Clinical and experimental studies point toward high vagal tone and markedly reduced sympathetic tone in ER, which is more commonly seen in young individuals, and shows a clear male preponderance (77%) (Mehta and Jain 1999). Psychopathology may also influence cardiac parameters via changes in the autonomic nervous system balance. A recent study has shown that ADHD children have low heart rate reactivity immediately after stress, suggesting higher vagal than sympathetic activation (van Lang et al. 2007). Thus, one might speculate about a possible association between male gender, young age, and autonomic imbalance in the emergence of ER in ADHD.

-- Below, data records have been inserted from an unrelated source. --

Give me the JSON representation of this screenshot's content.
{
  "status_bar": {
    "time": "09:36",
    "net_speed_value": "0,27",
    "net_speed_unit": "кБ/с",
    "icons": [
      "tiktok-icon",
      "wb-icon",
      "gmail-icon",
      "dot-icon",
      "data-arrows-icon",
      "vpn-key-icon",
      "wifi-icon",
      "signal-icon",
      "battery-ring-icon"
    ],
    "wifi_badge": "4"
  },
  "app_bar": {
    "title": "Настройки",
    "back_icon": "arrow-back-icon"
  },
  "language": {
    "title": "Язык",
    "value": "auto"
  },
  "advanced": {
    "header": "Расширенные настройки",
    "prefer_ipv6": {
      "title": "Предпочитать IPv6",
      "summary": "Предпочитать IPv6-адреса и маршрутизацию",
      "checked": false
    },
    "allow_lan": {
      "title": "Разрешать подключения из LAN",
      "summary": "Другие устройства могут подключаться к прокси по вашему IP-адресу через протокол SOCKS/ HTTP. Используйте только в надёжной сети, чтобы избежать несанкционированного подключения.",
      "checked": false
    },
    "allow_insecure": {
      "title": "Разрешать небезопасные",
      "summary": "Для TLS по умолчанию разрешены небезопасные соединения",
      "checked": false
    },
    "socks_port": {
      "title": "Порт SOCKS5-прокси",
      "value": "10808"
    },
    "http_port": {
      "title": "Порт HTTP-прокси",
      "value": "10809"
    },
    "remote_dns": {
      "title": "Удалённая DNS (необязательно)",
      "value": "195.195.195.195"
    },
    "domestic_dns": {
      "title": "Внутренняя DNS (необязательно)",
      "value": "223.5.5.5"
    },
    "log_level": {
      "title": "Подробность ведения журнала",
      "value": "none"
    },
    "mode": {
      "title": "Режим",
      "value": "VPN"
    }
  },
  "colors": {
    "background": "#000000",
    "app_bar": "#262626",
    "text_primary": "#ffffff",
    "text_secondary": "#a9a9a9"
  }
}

In conclusion, a high rate of ER pattern (32% versus 13% in controls) was observed in a nonselected sample of ADHD children. The relevance of ER to cardiac risk assessment in ADHD population awaits further evaluation in larger samples of treated and untreated ADHD children and adults, as well as in other ADHD-associated neurodevelopmental disorders. At present, it seems justified to screen ECG tracings of ADHD children before initiation of stimulant treatment as well as during the follow-up period, especially during dose escalation.
Footnotes
Disclosures
Drs. Nahshoni, Sclarovsky, Spitzer, Zalslman, Strasberg, and Weizman have no conflicts of interest or financial ties to disclose.